Any fool can write and if he learns how and has the money, any fool can publish thousands of pages of junk.MOST of what I find IS JUNK .I do not write such.

It is too bad, perhaps, that good ideas don't, somehow, get found easily. Not so, I have worked hard these 35 years to get my stuff into the MAIN STREAM. The best measure of a web site is "page visits" == one person visits on page at one date/time. That is "one page visit." I have gotten over 300,000 page visits on my thousands of pages EVERY MONTH, and that indicates that thousands of people are reading my stuff.

Next, I put my money where my mouth is. I've designed formulas that save lives. I sell millions of dollars of this stuff, and have many customers who have bought regularly from me for more than 10 years.

I am not modest about it, but there just isn't any other person in the world who comes close to me in accomplishment.

Why am I not BETTER KNOWN? That is the subject of my new research and writing. THERE IS suppression on our planet -- suppression of bright good ideas. Millions of people have succumbed to those evil intentions -- and voted for Obama. I have, somehow, stayed free of those influences and prospered.

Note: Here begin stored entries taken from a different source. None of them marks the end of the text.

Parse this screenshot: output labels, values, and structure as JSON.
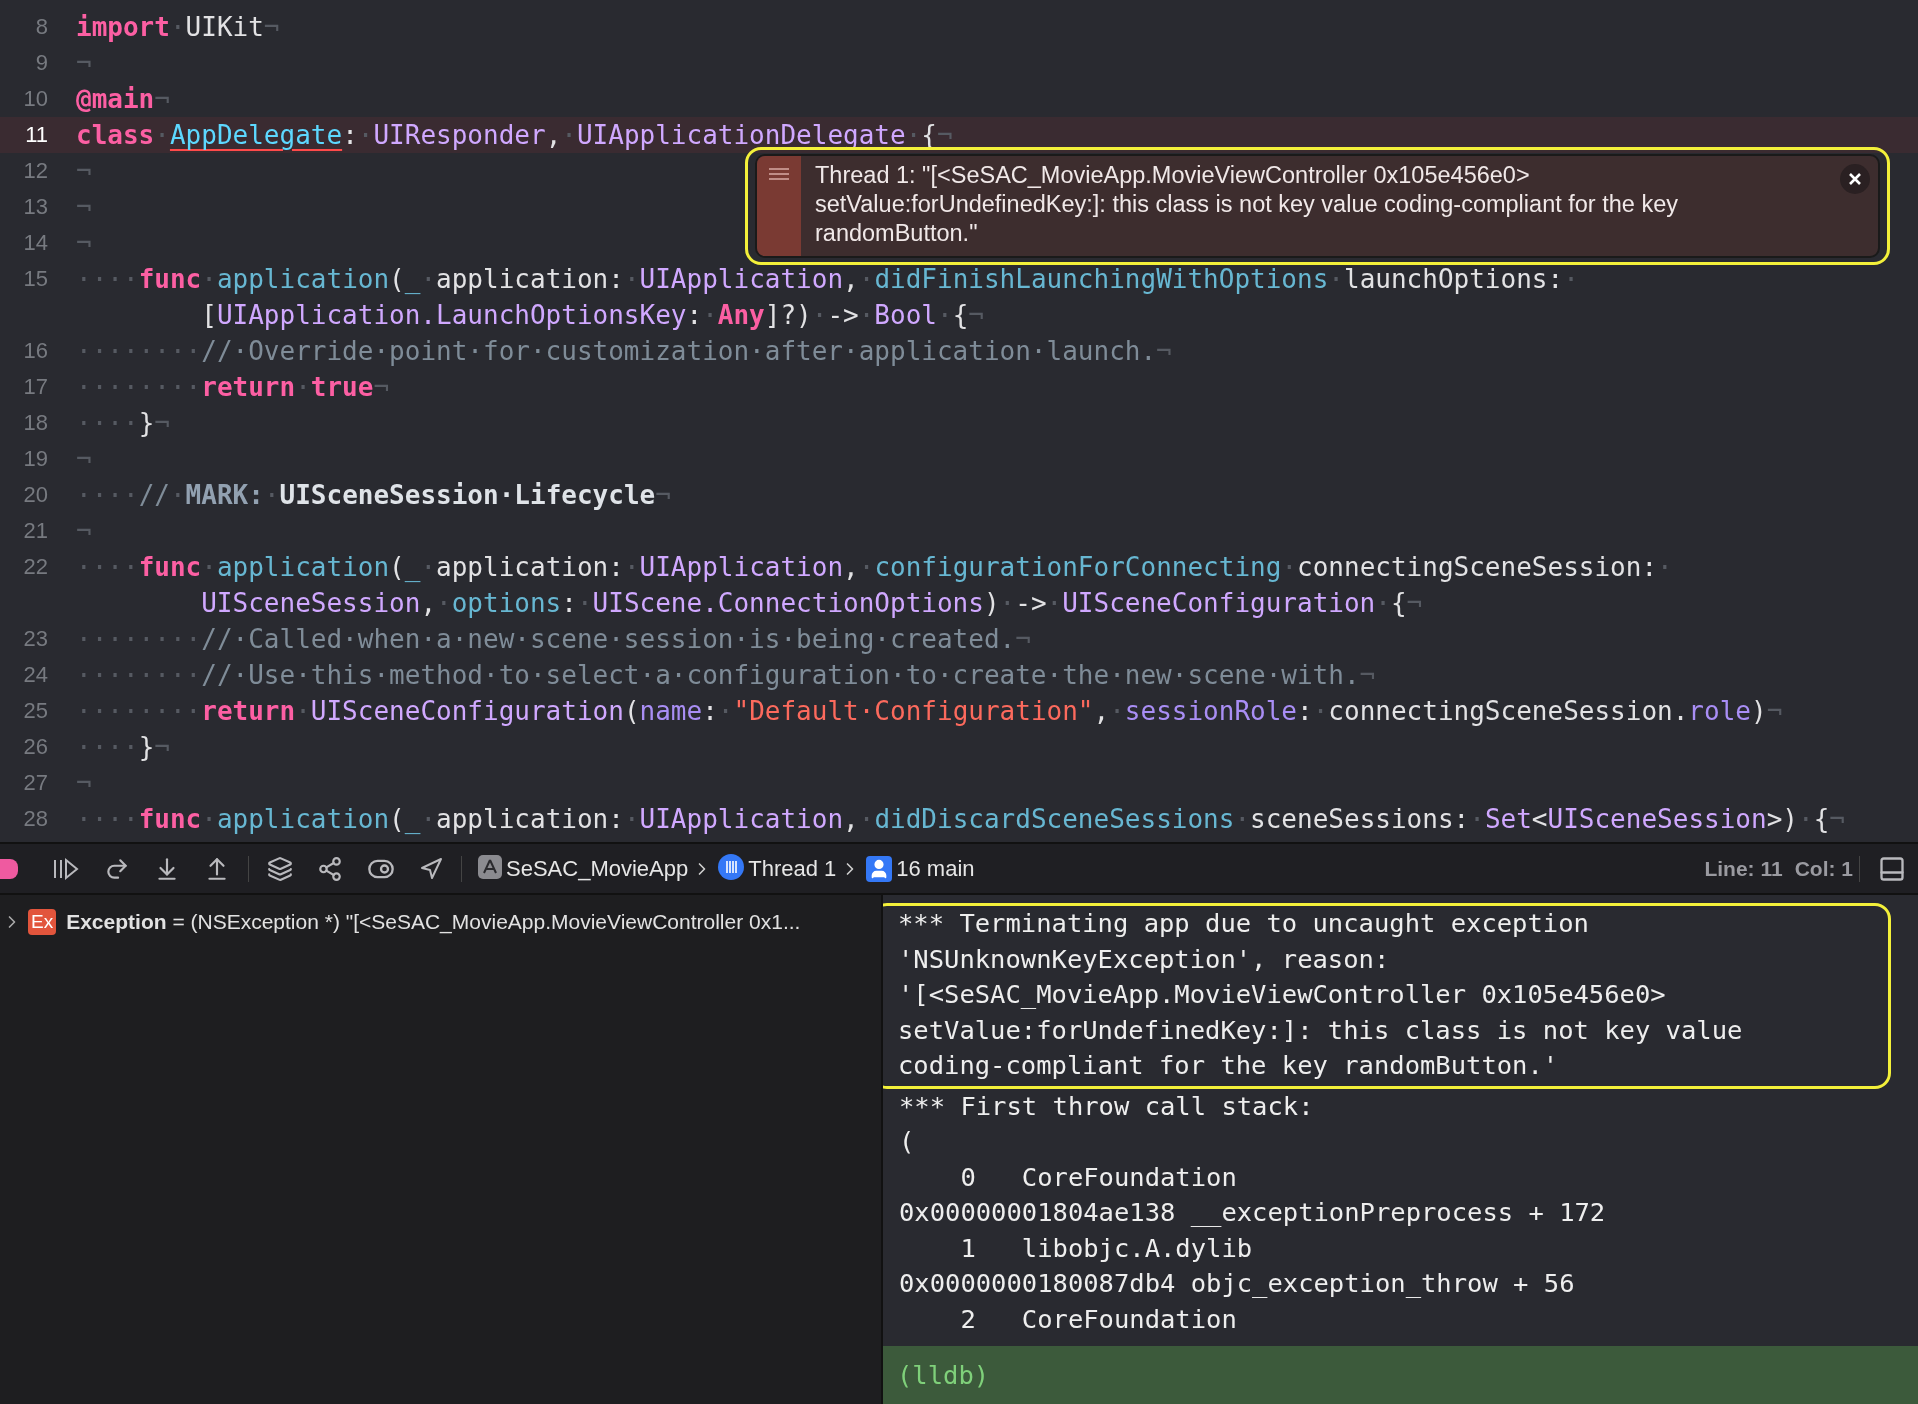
{
  "editor": {
    "lines": [
      {
        "number": "8",
        "current": false,
        "rows": [
          {
            "tokens": [
              {
                "kind": "kw",
                "text": "import"
              },
              {
                "kind": "ws",
                "text": "·"
              },
              {
                "kind": "plain",
                "text": "UIKit"
              },
              {
                "kind": "ws",
                "text": "¬"
              }
            ]
          }
        ]
      },
      {
        "number": "9",
        "current": false,
        "rows": [
          {
            "tokens": [
              {
                "kind": "ws",
                "text": "¬"
              }
            ]
          }
        ]
      },
      {
        "number": "10",
        "current": false,
        "rows": [
          {
            "tokens": [
              {
                "kind": "kw",
                "text": "@main"
              },
              {
                "kind": "ws",
                "text": "¬"
              }
            ]
          }
        ]
      },
      {
        "number": "11",
        "current": true,
        "rows": [
          {
            "tokens": [
              {
                "kind": "kw",
                "text": "class"
              },
              {
                "kind": "ws",
                "text": "·"
              },
              {
                "kind": "decl",
                "text": "AppDelegate"
              },
              {
                "kind": "plain",
                "text": ":"
              },
              {
                "kind": "ws",
                "text": "·"
              },
              {
                "kind": "type",
                "text": "UIResponder"
              },
              {
                "kind": "plain",
                "text": ","
              },
              {
                "kind": "ws",
                "text": "·"
              },
              {
                "kind": "type",
                "text": "UIApplicationDelegate"
              },
              {
                "kind": "ws",
                "text": "·"
              },
              {
                "kind": "plain",
                "text": "{"
              },
              {
                "kind": "ws",
                "text": "¬"
              }
            ]
          }
        ]
      },
      {
        "number": "12",
        "current": false,
        "rows": [
          {
            "tokens": [
              {
                "kind": "ws",
                "text": "¬"
              }
            ]
          }
        ]
      },
      {
        "number": "13",
        "current": false,
        "rows": [
          {
            "tokens": [
              {
                "kind": "ws",
                "text": "¬"
              }
            ]
          }
        ]
      },
      {
        "number": "14",
        "current": false,
        "rows": [
          {
            "tokens": [
              {
                "kind": "ws",
                "text": "¬"
              }
            ]
          }
        ]
      },
      {
        "number": "15",
        "current": false,
        "rows": [
          {
            "tokens": [
              {
                "kind": "ws",
                "text": "····"
              },
              {
                "kind": "kw",
                "text": "func"
              },
              {
                "kind": "ws",
                "text": "·"
              },
              {
                "kind": "fn",
                "text": "application"
              },
              {
                "kind": "plain",
                "text": "("
              },
              {
                "kind": "fn",
                "text": "_"
              },
              {
                "kind": "ws",
                "text": "·"
              },
              {
                "kind": "plain",
                "text": "application:"
              },
              {
                "kind": "ws",
                "text": "·"
              },
              {
                "kind": "type",
                "text": "UIApplication"
              },
              {
                "kind": "plain",
                "text": ","
              },
              {
                "kind": "ws",
                "text": "·"
              },
              {
                "kind": "fn",
                "text": "didFinishLaunchingWithOptions"
              },
              {
                "kind": "ws",
                "text": "·"
              },
              {
                "kind": "plain",
                "text": "launchOptions:"
              },
              {
                "kind": "ws",
                "text": "·"
              }
            ]
          },
          {
            "tokens": [
              {
                "kind": "plain",
                "text": "["
              },
              {
                "kind": "type",
                "text": "UIApplication.LaunchOptionsKey"
              },
              {
                "kind": "plain",
                "text": ":"
              },
              {
                "kind": "ws",
                "text": "·"
              },
              {
                "kind": "kw",
                "text": "Any"
              },
              {
                "kind": "plain",
                "text": "]?)"
              },
              {
                "kind": "ws",
                "text": "·"
              },
              {
                "kind": "plain",
                "text": "->"
              },
              {
                "kind": "ws",
                "text": "·"
              },
              {
                "kind": "type",
                "text": "Bool"
              },
              {
                "kind": "ws",
                "text": "·"
              },
              {
                "kind": "plain",
                "text": "{"
              },
              {
                "kind": "ws",
                "text": "¬"
              }
            ]
          }
        ]
      },
      {
        "number": "16",
        "current": false,
        "rows": [
          {
            "tokens": [
              {
                "kind": "ws",
                "text": "········"
              },
              {
                "kind": "comment",
                "text": "//·Override·point·for·customization·after·application·launch."
              },
              {
                "kind": "ws",
                "text": "¬"
              }
            ]
          }
        ]
      },
      {
        "number": "17",
        "current": false,
        "rows": [
          {
            "tokens": [
              {
                "kind": "ws",
                "text": "········"
              },
              {
                "kind": "kw",
                "text": "return"
              },
              {
                "kind": "ws",
                "text": "·"
              },
              {
                "kind": "kw",
                "text": "true"
              },
              {
                "kind": "ws",
                "text": "¬"
              }
            ]
          }
        ]
      },
      {
        "number": "18",
        "current": false,
        "rows": [
          {
            "tokens": [
              {
                "kind": "ws",
                "text": "····"
              },
              {
                "kind": "plain",
                "text": "}"
              },
              {
                "kind": "ws",
                "text": "¬"
              }
            ]
          }
        ]
      },
      {
        "number": "19",
        "current": false,
        "rows": [
          {
            "tokens": [
              {
                "kind": "ws",
                "text": "¬"
              }
            ]
          }
        ]
      },
      {
        "number": "20",
        "current": false,
        "rows": [
          {
            "tokens": [
              {
                "kind": "ws",
                "text": "····"
              },
              {
                "kind": "comment",
                "text": "//"
              },
              {
                "kind": "ws",
                "text": "·"
              },
              {
                "kind": "mark",
                "text": "MARK:"
              },
              {
                "kind": "ws",
                "text": "·"
              },
              {
                "kind": "markt",
                "text": "UISceneSession·Lifecycle"
              },
              {
                "kind": "ws",
                "text": "¬"
              }
            ]
          }
        ]
      },
      {
        "number": "21",
        "current": false,
        "rows": [
          {
            "tokens": [
              {
                "kind": "ws",
                "text": "¬"
              }
            ]
          }
        ]
      },
      {
        "number": "22",
        "current": false,
        "rows": [
          {
            "tokens": [
              {
                "kind": "ws",
                "text": "····"
              },
              {
                "kind": "kw",
                "text": "func"
              },
              {
                "kind": "ws",
                "text": "·"
              },
              {
                "kind": "fn",
                "text": "application"
              },
              {
                "kind": "plain",
                "text": "("
              },
              {
                "kind": "fn",
                "text": "_"
              },
              {
                "kind": "ws",
                "text": "·"
              },
              {
                "kind": "plain",
                "text": "application:"
              },
              {
                "kind": "ws",
                "text": "·"
              },
              {
                "kind": "type",
                "text": "UIApplication"
              },
              {
                "kind": "plain",
                "text": ","
              },
              {
                "kind": "ws",
                "text": "·"
              },
              {
                "kind": "fn",
                "text": "configurationForConnecting"
              },
              {
                "kind": "ws",
                "text": "·"
              },
              {
                "kind": "plain",
                "text": "connectingSceneSession:"
              },
              {
                "kind": "ws",
                "text": "·"
              }
            ]
          },
          {
            "tokens": [
              {
                "kind": "type",
                "text": "UISceneSession"
              },
              {
                "kind": "plain",
                "text": ","
              },
              {
                "kind": "ws",
                "text": "·"
              },
              {
                "kind": "fn",
                "text": "options"
              },
              {
                "kind": "plain",
                "text": ":"
              },
              {
                "kind": "ws",
                "text": "·"
              },
              {
                "kind": "type",
                "text": "UIScene.ConnectionOptions"
              },
              {
                "kind": "plain",
                "text": ")"
              },
              {
                "kind": "ws",
                "text": "·"
              },
              {
                "kind": "plain",
                "text": "->"
              },
              {
                "kind": "ws",
                "text": "·"
              },
              {
                "kind": "type",
                "text": "UISceneConfiguration"
              },
              {
                "kind": "ws",
                "text": "·"
              },
              {
                "kind": "plain",
                "text": "{"
              },
              {
                "kind": "ws",
                "text": "¬"
              }
            ]
          }
        ]
      },
      {
        "number": "23",
        "current": false,
        "rows": [
          {
            "tokens": [
              {
                "kind": "ws",
                "text": "········"
              },
              {
                "kind": "comment",
                "text": "//·Called·when·a·new·scene·session·is·being·created."
              },
              {
                "kind": "ws",
                "text": "¬"
              }
            ]
          }
        ]
      },
      {
        "number": "24",
        "current": false,
        "rows": [
          {
            "tokens": [
              {
                "kind": "ws",
                "text": "········"
              },
              {
                "kind": "comment",
                "text": "//·Use·this·method·to·select·a·configuration·to·create·the·new·scene·with."
              },
              {
                "kind": "ws",
                "text": "¬"
              }
            ]
          }
        ]
      },
      {
        "number": "25",
        "current": false,
        "rows": [
          {
            "tokens": [
              {
                "kind": "ws",
                "text": "········"
              },
              {
                "kind": "kw",
                "text": "return"
              },
              {
                "kind": "ws",
                "text": "·"
              },
              {
                "kind": "type",
                "text": "UISceneConfiguration"
              },
              {
                "kind": "plain",
                "text": "("
              },
              {
                "kind": "prop",
                "text": "name"
              },
              {
                "kind": "plain",
                "text": ":"
              },
              {
                "kind": "ws",
                "text": "·"
              },
              {
                "kind": "str",
                "text": "\"Default·Configuration\""
              },
              {
                "kind": "plain",
                "text": ","
              },
              {
                "kind": "ws",
                "text": "·"
              },
              {
                "kind": "prop",
                "text": "sessionRole"
              },
              {
                "kind": "plain",
                "text": ":"
              },
              {
                "kind": "ws",
                "text": "·"
              },
              {
                "kind": "plain",
                "text": "connectingSceneSession."
              },
              {
                "kind": "prop",
                "text": "role"
              },
              {
                "kind": "plain",
                "text": ")"
              },
              {
                "kind": "ws",
                "text": "¬"
              }
            ]
          }
        ]
      },
      {
        "number": "26",
        "current": false,
        "rows": [
          {
            "tokens": [
              {
                "kind": "ws",
                "text": "····"
              },
              {
                "kind": "plain",
                "text": "}"
              },
              {
                "kind": "ws",
                "text": "¬"
              }
            ]
          }
        ]
      },
      {
        "number": "27",
        "current": false,
        "rows": [
          {
            "tokens": [
              {
                "kind": "ws",
                "text": "¬"
              }
            ]
          }
        ]
      },
      {
        "number": "28",
        "current": false,
        "rows": [
          {
            "tokens": [
              {
                "kind": "ws",
                "text": "····"
              },
              {
                "kind": "kw",
                "text": "func"
              },
              {
                "kind": "ws",
                "text": "·"
              },
              {
                "kind": "fn",
                "text": "application"
              },
              {
                "kind": "plain",
                "text": "("
              },
              {
                "kind": "fn",
                "text": "_"
              },
              {
                "kind": "ws",
                "text": "·"
              },
              {
                "kind": "plain",
                "text": "application:"
              },
              {
                "kind": "ws",
                "text": "·"
              },
              {
                "kind": "type",
                "text": "UIApplication"
              },
              {
                "kind": "plain",
                "text": ","
              },
              {
                "kind": "ws",
                "text": "·"
              },
              {
                "kind": "fn",
                "text": "didDiscardSceneSessions"
              },
              {
                "kind": "ws",
                "text": "·"
              },
              {
                "kind": "plain",
                "text": "sceneSessions:"
              },
              {
                "kind": "ws",
                "text": "·"
              },
              {
                "kind": "type",
                "text": "Set"
              },
              {
                "kind": "plain",
                "text": "<"
              },
              {
                "kind": "type",
                "text": "UISceneSession"
              },
              {
                "kind": "plain",
                "text": ">)"
              },
              {
                "kind": "ws",
                "text": "·"
              },
              {
                "kind": "plain",
                "text": "{"
              },
              {
                "kind": "ws",
                "text": "¬"
              }
            ]
          }
        ]
      }
    ],
    "error_popup": {
      "message": "Thread 1: \"[<SeSAC_MovieApp.MovieViewController 0x105e456e0> setValue:forUndefinedKey:]: this class is not key value coding-compliant for the key randomButton.\""
    }
  },
  "debug_bar": {
    "breadcrumbs": [
      "SeSAC_MovieApp",
      "Thread 1",
      "16 main"
    ],
    "line": "Line: 11",
    "column": "Col: 1"
  },
  "variables": [
    {
      "expanded": false,
      "badge": "Ex",
      "text": "**Exception** = (NSException *) \"[<SeSAC_MovieApp.MovieViewController 0x1..."
    }
  ],
  "console": {
    "highlighted_lines": [
      "*** Terminating app due to uncaught exception",
      "'NSUnknownKeyException', reason:",
      "'[<SeSAC_MovieApp.MovieViewController 0x105e456e0>",
      "setValue:forUndefinedKey:]: this class is not key value",
      "coding-compliant for the key randomButton.'"
    ],
    "lines": [
      "*** First throw call stack:",
      "(",
      "    0   CoreFoundation",
      "0x00000001804ae138 __exceptionPreprocess + 172",
      "    1   libobjc.A.dylib",
      "0x0000000180087db4 objc_exception_throw + 56",
      "    2   CoreFoundation"
    ],
    "prompt": "(lldb)"
  }
}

The whole of my story is published and one place where you can get a taste of ME, is HERE, but do not think to brag to me, and urge me to look, about some obscure doctor who has not succeeded in the face of evil.

Mike, your English sets you apart from the crowd, but you need to spend some hundreds of hours on my web sites if you want to live through these coming Dark Times and achieve "heaven"

Karl Loren

Mike's Response 07.23.09:Later, same day

On Thu, Jul 23, 2009 at 11:28 AM, Mike Roy <mikeroy23@gmail.com> wrote:

Hi Karl,
I appreciate your candor and will commit to validating anything I might send you in the future. My immediate response will be to bury my head and thoughts into studying your pages. It certainly wasn't my intention to offend you.

Regards,

Mike

Dear Mike,

An author without a reader is a thirsty man in a desert.

You do not offend me.

You are obviously a well - educated person.

I am eager to get through to more people about what I consider is a greater threat, by far, to our Nation, than the Obama Health Care Bill.

I am certain about my data, but not yet certain how to write about my reality so as to INTEREST others -- interest comes first, then convince.

So, indeed, bury your head and then let me have a "stranger/reader's" viewpoint of whatever happend?

That would be great.

but, you've not yet told me about yourself and your interests?